We then slice the underlying array to those boundaries. We also can slice the lane_offsets by multiples of n_lanes to trim to only in-bounds chunks.

Then we re-wrap in a FilterArray with the mask sliced to same chunk boundaries. When the filter is sparse and clustered this greatly reduces the number of chunks that need to be decoded.

`ScalarFn`s

The behavior of some scalar functions may be undefined over placeholder values that exist in the inner array. For example, integer addition may overflow.

To avoid this, only scalar functions where ScalarFnVTable::is_fallible() is false can be kernelized.

Currently, this only applies to the CompareKernel, which will push down to inner, then perform the comparison on the patches as well.

Compatibility

BitPackedArray and ALPArray both hold a Patches internally, which we'd like to replace by wrapping them in a PatchedArray.

To do this without breaking backward compatibility, we modify the VTable::build function to return ArrayRef. This makes it easy to do encoding migrations on read in the future. The alternative is adding a new BitPackedArray and ALPArray that gets migrated to on write.

This requires executing the Patches at read time. From scanning a handful of our tables, this is unlikely to cause any issues as patches are generally not compressed. We only apply constant compression for patch values, and I would expect that to be rare in practice.

Drawbacks

This will be a forward-compatibility break. Old clients will not be able to read files written with the new encoding. However, the potential break surface is huge given how ubiquitous bitpacked arrays and patches are in our encoding trees. This will cause friction as users of Vortex who have separate writer/reader pipelines will need to upgrade their Vortex clients across both in lockstep.

Does this add complexity that could be avoided?

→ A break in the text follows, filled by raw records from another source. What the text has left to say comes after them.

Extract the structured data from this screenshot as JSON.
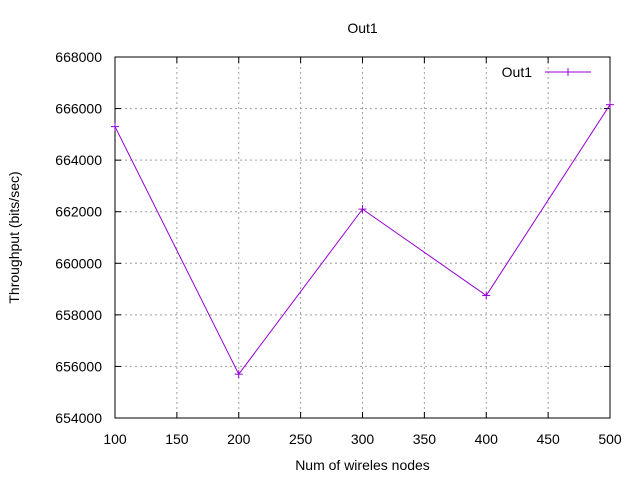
{
  "chart_data": {
    "type": "line",
    "title": "Out1",
    "xlabel": "Num of wireles nodes",
    "ylabel": "Throughput (bits/sec)",
    "xlim": [
      100,
      500
    ],
    "ylim": [
      654000,
      668000
    ],
    "xticks": [
      100,
      150,
      200,
      250,
      300,
      350,
      400,
      450,
      500
    ],
    "yticks": [
      654000,
      656000,
      658000,
      660000,
      662000,
      664000,
      666000,
      668000
    ],
    "grid": true,
    "legend_position": "top-right",
    "series": [
      {
        "name": "Out1",
        "color": "#9400d3",
        "marker": "plus",
        "x": [
          100,
          200,
          300,
          400,
          500
        ],
        "y": [
          665300,
          655700,
          662100,
          658750,
          666150
        ]
      }
    ]
  }
}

IMO this centralizes some complexity that previously was shared across multiple encodings.

Alternatives

Transpose the patches within GPU execution

This was found to be not very performant. The time spent D2H copy, transpose patches, H2D copy far exceeded the cost of executing the bitpacking kernel, which puts a serious limit on our GPU scan performance. Combined with how ubiquitous BitPackedArrays with patches are in our encoding trees, would be a permanent bottleneck on throughput.

What is the cost of not doing this?

Our GPU scan performance would be permanently limited by patching overhead, which in TPC-H lineitem scans was shown to be the biggest bottleneck after string decoding.

Is there a simpler approach that gets us most of the way there?

I don't think so

Prior Art

The original FastLanes GPU paper did not attempt to implement data-parallel patching within the FastLanes unpacking kernels.

The G-ALP paper was published later on, and implemented patching for ALP values after unpacking.

We use a data layout that closely matches the one described in G-ALP and apply it to bit-unpacking as well.

Unresolved Questions

What parts of the design need to be resolved during the RFC process?
What is explicitly out of scope for this RFC?
Are there open questions that can be deferred to implementation?

Future Possibilities

It would be nice to use this to replace the SparseArray.

We also need a plan for how to extend this to non-primitive types. Would need to pick a lane count for the other types.